Es ist die Ausgangsbasis für datenbasierte Entscheidungen und die Ableitung von Maßnahmen. Eingebettet in die Visitor Economy Strategie ist es jedoch mehr als ein Analysewerkzeug: Es ist zugleich eine Plattform für neue Partnerschaften und Allianzen.
Das STO dient als Kompass, um die ökologischen, sozialen und wirtschaftlichen Auswirkungen des Tourismus zu bewerten. Anstelle reiner Wachstumskennzahlen verfolgt es einen wertebasierten Ansatz im Einklang mit dem internationalen Netzwerk für Nachhaltigen Tourismus (INSTO) der UN.

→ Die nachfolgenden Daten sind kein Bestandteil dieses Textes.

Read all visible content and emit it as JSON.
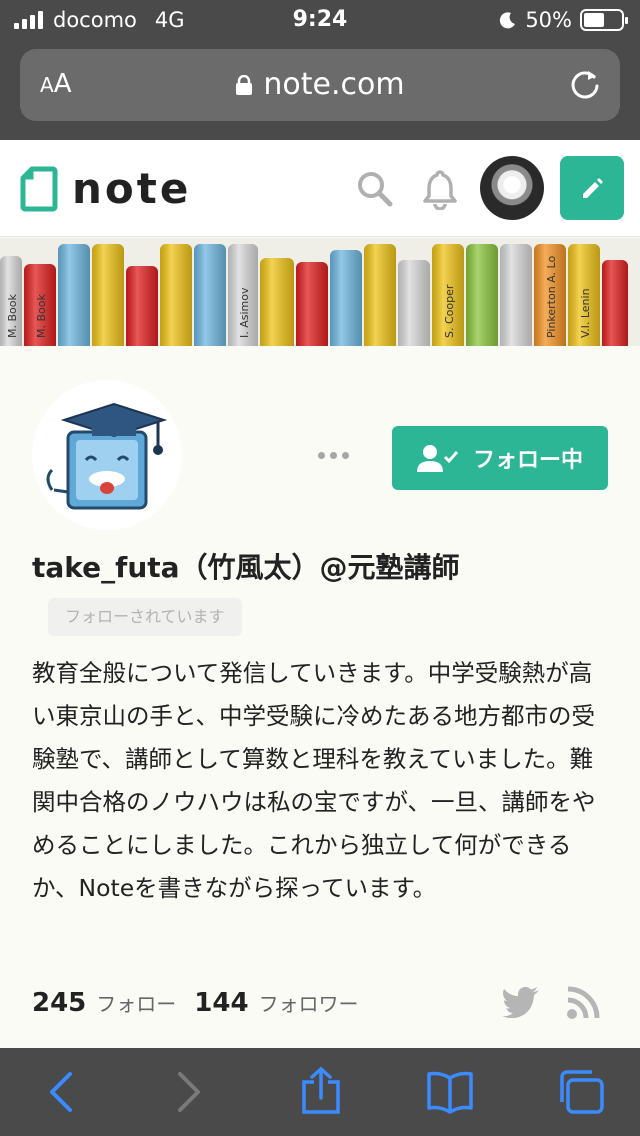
{
  "status_bar": {
    "carrier": "docomo",
    "network": "4G",
    "time": "9:24",
    "battery": "50%",
    "battery_level": 0.5
  },
  "browser": {
    "text_size_label": "AA",
    "url": "note.com"
  },
  "header": {
    "logo_text": "note",
    "brand_color": "#2cb696"
  },
  "banner": {
    "book_titles": [
      "M. Book",
      "M. Book",
      "I. Asimov",
      "S. Cooper",
      "Pinkerton A. Lo",
      "V.I. Lenin"
    ]
  },
  "profile": {
    "follow_button_label": "フォロー中",
    "name": "take_futa（竹風太）@元塾講師",
    "follows_you_label": "フォローされています",
    "bio": "教育全般について発信していきます。中学受験熱が高い東京山の手と、中学受験に冷めたある地方都市の受験塾で、講師として算数と理科を教えていました。難関中合格のノウハウは私の宝ですが、一旦、講師をやめることにしました。これから独立して何ができるか、Noteを書きながら探っています。",
    "following_count": "245",
    "following_label": "フォロー",
    "followers_count": "144",
    "followers_label": "フォロワー"
  },
  "icons": [
    "search-icon",
    "bell-icon",
    "pencil-icon",
    "more-icon",
    "twitter-icon",
    "rss-icon",
    "back-icon",
    "forward-icon",
    "share-icon",
    "bookmarks-icon",
    "tabs-icon"
  ]
}
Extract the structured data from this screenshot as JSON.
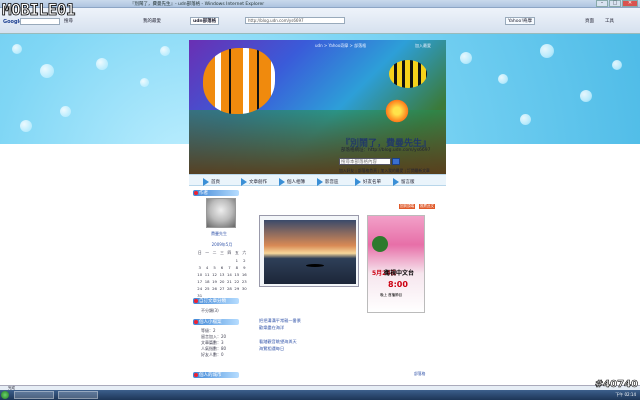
{
  "window": {
    "title": "『別鬧了，費曼先生』- udn部落格 - Windows Internet Explorer",
    "min": "–",
    "max": "□",
    "close": "✕"
  },
  "toolbar": {
    "google_label": "Google",
    "search_btn": "搜尋",
    "address": "http://blog.udn.com/ys6697",
    "tab_active": "『別鬧了，費曼先生』- udn部落格",
    "tab_yahoo": "Yahoo!奇摩",
    "bookmark_label": "我的最愛",
    "bookmark_add": "新增",
    "page_menu": "頁面",
    "tools_menu": "工具",
    "home_tab": "udn部落格",
    "tab_search": "搜尋"
  },
  "banner": {
    "header_links": "udn > Yahoo奇摩 > 部落格",
    "header_link2": "加入最愛",
    "title": "『別鬧了，費曼先生』",
    "url": "部落格網址：http://blog.udn.com/ys6697",
    "search_placeholder": "搜尋本部落格內容",
    "mini_links": "加入好友 | 部落格首頁 | 加入我的最愛 | 訂閱最新文章"
  },
  "nav": {
    "items": [
      "首頁",
      "文章創作",
      "個人相簿",
      "影音區",
      "好友名單",
      "留言版"
    ]
  },
  "sidebar": {
    "author_head": "作者",
    "avatar_name": "費曼先生",
    "calendar_title": "2009年5月",
    "weekdays": [
      "日",
      "一",
      "二",
      "三",
      "四",
      "五",
      "六"
    ],
    "days": [
      "",
      "",
      "",
      "",
      "",
      "1",
      "2",
      "3",
      "4",
      "5",
      "6",
      "7",
      "8",
      "9",
      "10",
      "11",
      "12",
      "13",
      "14",
      "15",
      "16",
      "17",
      "18",
      "19",
      "20",
      "21",
      "22",
      "23",
      "24",
      "25",
      "26",
      "27",
      "28",
      "29",
      "30",
      "31",
      "",
      "",
      "",
      "",
      "",
      ""
    ],
    "category_head": "自訂文章分類",
    "category_item": "不分類(3)",
    "stats_head": "個人小檔案",
    "stats": [
      "等級：2",
      "留言加入：20",
      "文章篇數：3",
      "人氣指數：80",
      "好友人數：0"
    ],
    "links_head": "個人的城市"
  },
  "content": {
    "btn_1": "回到頂端",
    "btn_2": "推薦此文",
    "ad": {
      "date": "5月24日",
      "venue": "衛視中文台",
      "time": "8:00",
      "small": "晚上 首播節目"
    },
    "post_links": [
      "把把溝溝平常親一番景",
      "歡樂盡在海洋",
      "看踏觀音眺望海與天",
      "海覽相遇每日"
    ],
    "footer_link": "部落格"
  },
  "statusbar": {
    "text": "完成"
  },
  "taskbar": {
    "clock": "下午 02:14"
  },
  "watermark": {
    "logo": "MOBILE01",
    "id": "#40740"
  }
}
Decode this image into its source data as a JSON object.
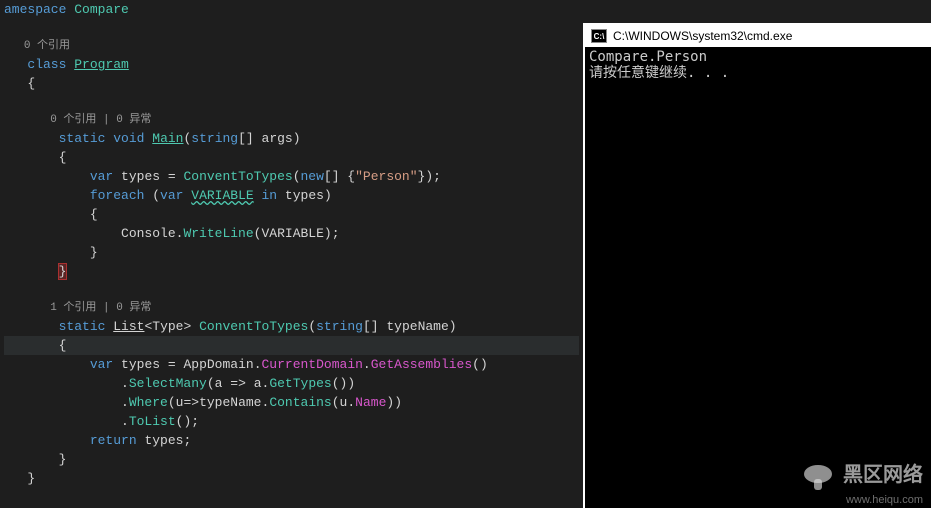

Gemessen wird eine breite Palette von Indikatoren – von Besucher:innen- und Bewohner:innenzufriedenheit über Wertschöpfung, Mobilität und Abfallmanagement bis hin zu Wasserqualität und CO₂-Emissionen. Alle Ergebnisse werden transparent in einem öffentlichen Dashboard aufbereitet. Sie zeigen Trends auf, machen sichtbar, wo Handlungsbedarf besteht, und weisen auch darauf hin, wo die Datenbasis noch nicht ausreichend ist.
Eine besondere Stärke liegt in der sektorübergreifenden Zusammenarbeit. Unternehmen können im Observatory innovative, nachhaltige Erfolgsmodelle entwickeln, voneinander lernen und sich an Best Practices orientieren. Die Daten helfen, Trends und Herausforderungen frühzeitig zu erkennen. Darauf aufbauend werden gemeinsam mit lokalen Stakeholdern Aktionsprogramme entwickelt, die gezielt Prioritäten setzen, zeitlich befristet sind und klar definierte Ziele verfolgen.
So entsteht ein kontinuierlicher Prozess: Daten werden nicht nur erhoben, sondern in konkrete Maßnahmen übersetzt. Damit schafft das STO messbaren Mehrwert für Wien – und stärkt die Stadt sowohl als lebenswerte Heimat wie auch als attraktive Destination.
Das Vienna Sustainable Tourism Observatory wurde in Kooperation zwischen dem WienTourismus, der Wirtschaftskammer Wien und der Stadt Wien (MA23 – Wirtschaft, Arbeit und Statistik) eingerichtet. Es wird vom Bundesministerium für Arbeit und Wirtschaft der Republik Österreich unterstützt.